SarathW wrote: ↑Sun Jul 14, 2019 10:43 pmI agree.
I hardly go to a temple, because I can't see the purpose of going there unless I want to look after the monk by helping them and giving Dana. The problem is you find those distractions even in a Dhamma discussion forum. That is why some people do not like Dhamma forums either.
Same here,my only purpose of going to temples is to offer food and necessities to the monks.I don't think i care anymore about getting good merits and being reborn in heaven or being protected from harm. I used to make this worldly wishes of success like getting good grades at school and i got them yes exactly how i made the wish,same with metta practice when i do it i get all these happiness and protection but i realised it's this cause and effect chain that i have to keep supporting and it's really tiring because it never stops.and i have to keep doing it to sustain the effects.
So as one monk passed me and i offered my rice to him and instead of doing My wishes.i wished for him to attain nibbanna.

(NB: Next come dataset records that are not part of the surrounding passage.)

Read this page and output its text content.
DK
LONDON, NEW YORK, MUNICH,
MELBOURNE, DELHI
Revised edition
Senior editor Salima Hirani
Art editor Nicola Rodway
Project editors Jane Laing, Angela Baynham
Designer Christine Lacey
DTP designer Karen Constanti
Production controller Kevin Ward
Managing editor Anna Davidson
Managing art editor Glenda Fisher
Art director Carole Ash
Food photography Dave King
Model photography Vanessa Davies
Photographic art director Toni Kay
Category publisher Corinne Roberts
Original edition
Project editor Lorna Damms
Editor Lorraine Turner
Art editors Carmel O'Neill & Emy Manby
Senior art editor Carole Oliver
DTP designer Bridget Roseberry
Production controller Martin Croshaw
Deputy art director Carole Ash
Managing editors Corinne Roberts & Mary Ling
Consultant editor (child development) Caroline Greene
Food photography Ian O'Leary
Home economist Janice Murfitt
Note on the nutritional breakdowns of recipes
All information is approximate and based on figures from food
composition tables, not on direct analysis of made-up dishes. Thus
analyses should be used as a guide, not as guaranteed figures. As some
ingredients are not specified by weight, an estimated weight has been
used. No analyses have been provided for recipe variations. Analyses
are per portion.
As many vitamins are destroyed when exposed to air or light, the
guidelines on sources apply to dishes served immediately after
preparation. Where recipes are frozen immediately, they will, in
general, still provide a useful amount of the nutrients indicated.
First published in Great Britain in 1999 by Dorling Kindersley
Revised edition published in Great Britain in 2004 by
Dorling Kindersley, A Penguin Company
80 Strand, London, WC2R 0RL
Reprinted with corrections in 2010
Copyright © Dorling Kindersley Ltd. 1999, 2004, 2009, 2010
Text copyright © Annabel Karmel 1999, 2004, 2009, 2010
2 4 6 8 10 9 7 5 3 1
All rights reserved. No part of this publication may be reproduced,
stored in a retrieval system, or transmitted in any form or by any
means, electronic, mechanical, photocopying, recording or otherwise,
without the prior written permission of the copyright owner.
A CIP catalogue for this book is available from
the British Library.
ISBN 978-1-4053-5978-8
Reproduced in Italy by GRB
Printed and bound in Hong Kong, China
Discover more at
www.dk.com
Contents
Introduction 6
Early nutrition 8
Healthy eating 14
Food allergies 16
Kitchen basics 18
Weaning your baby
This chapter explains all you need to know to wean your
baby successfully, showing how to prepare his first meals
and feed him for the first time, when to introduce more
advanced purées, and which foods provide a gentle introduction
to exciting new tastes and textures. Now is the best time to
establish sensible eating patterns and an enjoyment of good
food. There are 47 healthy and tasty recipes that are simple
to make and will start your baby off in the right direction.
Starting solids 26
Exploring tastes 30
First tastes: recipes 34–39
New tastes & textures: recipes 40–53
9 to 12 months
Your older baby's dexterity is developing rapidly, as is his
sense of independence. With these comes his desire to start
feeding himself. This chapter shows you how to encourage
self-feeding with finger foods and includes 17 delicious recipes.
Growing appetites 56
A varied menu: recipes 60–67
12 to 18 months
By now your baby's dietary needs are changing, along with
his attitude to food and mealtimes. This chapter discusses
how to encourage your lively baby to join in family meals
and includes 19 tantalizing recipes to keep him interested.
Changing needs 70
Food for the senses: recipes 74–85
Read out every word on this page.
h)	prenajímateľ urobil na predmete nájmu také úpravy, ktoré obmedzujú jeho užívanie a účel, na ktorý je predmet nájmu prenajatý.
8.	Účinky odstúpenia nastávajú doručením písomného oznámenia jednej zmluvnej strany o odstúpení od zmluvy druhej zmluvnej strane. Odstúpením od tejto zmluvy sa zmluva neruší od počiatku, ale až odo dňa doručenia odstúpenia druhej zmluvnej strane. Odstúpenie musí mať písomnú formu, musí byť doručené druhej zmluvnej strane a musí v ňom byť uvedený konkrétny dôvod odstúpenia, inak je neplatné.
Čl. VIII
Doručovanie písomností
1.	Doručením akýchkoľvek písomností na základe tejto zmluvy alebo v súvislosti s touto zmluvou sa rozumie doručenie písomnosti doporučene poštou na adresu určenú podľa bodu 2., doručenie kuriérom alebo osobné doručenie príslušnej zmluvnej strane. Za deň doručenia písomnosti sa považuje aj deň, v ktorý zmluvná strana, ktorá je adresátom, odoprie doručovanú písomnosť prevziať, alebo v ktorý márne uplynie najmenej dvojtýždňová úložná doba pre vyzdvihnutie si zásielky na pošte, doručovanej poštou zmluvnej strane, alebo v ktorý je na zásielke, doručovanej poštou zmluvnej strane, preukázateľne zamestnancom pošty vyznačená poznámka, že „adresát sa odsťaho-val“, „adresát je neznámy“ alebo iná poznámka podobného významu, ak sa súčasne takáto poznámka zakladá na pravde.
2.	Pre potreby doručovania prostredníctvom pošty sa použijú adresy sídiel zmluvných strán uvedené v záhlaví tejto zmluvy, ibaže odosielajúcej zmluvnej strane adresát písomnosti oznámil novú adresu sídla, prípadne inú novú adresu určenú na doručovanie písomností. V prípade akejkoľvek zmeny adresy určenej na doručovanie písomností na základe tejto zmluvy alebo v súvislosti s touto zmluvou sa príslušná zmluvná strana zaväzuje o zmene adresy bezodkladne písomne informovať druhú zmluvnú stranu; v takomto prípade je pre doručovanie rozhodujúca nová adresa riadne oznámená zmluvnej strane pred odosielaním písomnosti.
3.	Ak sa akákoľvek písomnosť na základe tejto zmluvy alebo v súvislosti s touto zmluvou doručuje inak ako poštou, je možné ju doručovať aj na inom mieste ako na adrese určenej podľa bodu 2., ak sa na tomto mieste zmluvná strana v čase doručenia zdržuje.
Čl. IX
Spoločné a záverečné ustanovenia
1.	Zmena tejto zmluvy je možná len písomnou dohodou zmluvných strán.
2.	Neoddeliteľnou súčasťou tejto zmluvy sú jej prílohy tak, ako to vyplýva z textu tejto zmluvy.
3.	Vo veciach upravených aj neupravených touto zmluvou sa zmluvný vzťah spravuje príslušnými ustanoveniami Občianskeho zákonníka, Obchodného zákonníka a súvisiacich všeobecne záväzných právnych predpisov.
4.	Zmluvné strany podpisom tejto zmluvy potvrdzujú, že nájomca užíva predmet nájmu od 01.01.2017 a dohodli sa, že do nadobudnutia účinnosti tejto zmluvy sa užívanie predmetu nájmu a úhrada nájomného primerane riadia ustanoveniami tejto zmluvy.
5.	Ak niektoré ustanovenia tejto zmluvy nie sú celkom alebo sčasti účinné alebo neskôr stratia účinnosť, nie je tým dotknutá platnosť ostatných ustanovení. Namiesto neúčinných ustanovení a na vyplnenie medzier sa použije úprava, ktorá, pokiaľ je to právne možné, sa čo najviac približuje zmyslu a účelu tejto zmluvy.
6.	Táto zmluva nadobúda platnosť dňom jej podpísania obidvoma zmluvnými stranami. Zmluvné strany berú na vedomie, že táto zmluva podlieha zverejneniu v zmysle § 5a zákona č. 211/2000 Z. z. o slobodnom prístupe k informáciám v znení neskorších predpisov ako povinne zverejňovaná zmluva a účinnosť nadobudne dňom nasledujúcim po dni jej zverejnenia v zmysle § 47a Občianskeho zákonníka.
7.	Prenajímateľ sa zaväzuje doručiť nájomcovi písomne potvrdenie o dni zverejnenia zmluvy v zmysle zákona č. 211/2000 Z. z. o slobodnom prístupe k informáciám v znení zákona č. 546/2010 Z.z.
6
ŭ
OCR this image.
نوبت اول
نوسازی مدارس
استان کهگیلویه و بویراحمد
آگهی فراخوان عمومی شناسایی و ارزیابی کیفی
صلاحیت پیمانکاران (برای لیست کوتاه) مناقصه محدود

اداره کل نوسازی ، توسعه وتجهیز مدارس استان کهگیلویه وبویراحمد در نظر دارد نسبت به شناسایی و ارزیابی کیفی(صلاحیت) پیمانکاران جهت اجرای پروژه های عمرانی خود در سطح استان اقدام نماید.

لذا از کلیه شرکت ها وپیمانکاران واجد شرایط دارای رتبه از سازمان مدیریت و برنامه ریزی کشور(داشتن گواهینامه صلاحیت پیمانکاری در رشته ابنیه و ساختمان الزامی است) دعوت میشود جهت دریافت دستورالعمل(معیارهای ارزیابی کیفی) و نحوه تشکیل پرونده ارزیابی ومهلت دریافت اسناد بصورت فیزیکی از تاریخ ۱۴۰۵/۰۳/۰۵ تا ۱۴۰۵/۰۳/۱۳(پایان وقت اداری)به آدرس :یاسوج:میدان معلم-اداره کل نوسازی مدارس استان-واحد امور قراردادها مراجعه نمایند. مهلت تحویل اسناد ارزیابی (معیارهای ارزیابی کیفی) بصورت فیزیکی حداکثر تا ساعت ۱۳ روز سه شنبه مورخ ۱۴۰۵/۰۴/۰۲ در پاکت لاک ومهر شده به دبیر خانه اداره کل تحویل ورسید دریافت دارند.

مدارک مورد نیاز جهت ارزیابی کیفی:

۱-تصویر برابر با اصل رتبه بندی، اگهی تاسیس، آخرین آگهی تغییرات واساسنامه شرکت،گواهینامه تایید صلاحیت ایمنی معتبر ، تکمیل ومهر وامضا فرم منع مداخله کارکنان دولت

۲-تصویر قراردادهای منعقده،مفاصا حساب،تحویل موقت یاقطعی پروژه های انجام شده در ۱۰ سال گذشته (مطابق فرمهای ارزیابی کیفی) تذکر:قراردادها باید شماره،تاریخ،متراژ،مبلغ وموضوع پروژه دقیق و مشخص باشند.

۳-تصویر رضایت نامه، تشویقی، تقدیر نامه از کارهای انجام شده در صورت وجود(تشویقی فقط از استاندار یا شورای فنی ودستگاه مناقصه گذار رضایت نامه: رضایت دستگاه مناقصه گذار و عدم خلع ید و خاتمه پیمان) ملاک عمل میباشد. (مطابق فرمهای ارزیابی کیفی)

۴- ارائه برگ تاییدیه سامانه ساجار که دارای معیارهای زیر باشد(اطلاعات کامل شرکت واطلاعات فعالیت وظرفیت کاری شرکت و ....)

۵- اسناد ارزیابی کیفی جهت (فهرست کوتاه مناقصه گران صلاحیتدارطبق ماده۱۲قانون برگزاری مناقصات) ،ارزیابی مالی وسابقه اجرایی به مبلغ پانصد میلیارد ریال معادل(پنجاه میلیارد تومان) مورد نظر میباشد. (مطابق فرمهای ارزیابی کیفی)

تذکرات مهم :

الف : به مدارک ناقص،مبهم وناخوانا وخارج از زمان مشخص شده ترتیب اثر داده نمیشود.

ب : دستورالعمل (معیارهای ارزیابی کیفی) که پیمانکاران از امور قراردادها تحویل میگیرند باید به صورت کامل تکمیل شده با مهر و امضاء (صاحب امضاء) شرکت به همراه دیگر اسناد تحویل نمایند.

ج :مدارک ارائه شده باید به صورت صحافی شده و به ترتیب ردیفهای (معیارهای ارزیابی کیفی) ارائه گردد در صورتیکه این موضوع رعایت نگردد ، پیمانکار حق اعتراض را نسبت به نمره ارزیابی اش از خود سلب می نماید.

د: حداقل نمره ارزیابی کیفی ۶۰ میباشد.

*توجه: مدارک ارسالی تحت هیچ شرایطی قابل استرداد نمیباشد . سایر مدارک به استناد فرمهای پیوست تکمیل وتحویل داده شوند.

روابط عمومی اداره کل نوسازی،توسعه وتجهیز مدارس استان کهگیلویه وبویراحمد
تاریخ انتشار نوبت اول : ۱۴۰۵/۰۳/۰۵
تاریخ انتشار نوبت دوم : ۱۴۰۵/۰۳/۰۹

I imagined him in the future maybe as this monk maybe some other being i imagined this being attaining liberation i imagined that moment maybe in a different life,where release happens and i put all my aspiration into that one spoon and i genuinely wished that this spoon of rice will contribute to that final release and it filled my eyes with tears that i quickly blinked away.It was like warm joy bubbling from deep inside when you wish for other people's happiness and its something i'm not used to as i can be really selfish and self absorbed.And it think that's the moment i knew i would always come to monasteries and visit temples and support teachers regardless if there's 100,000 rude dhamma police on patrol.I want them to succeed man.And not because of merit or because i want to be reborn in the brahma realm i want them to succeed because i want them to be happy.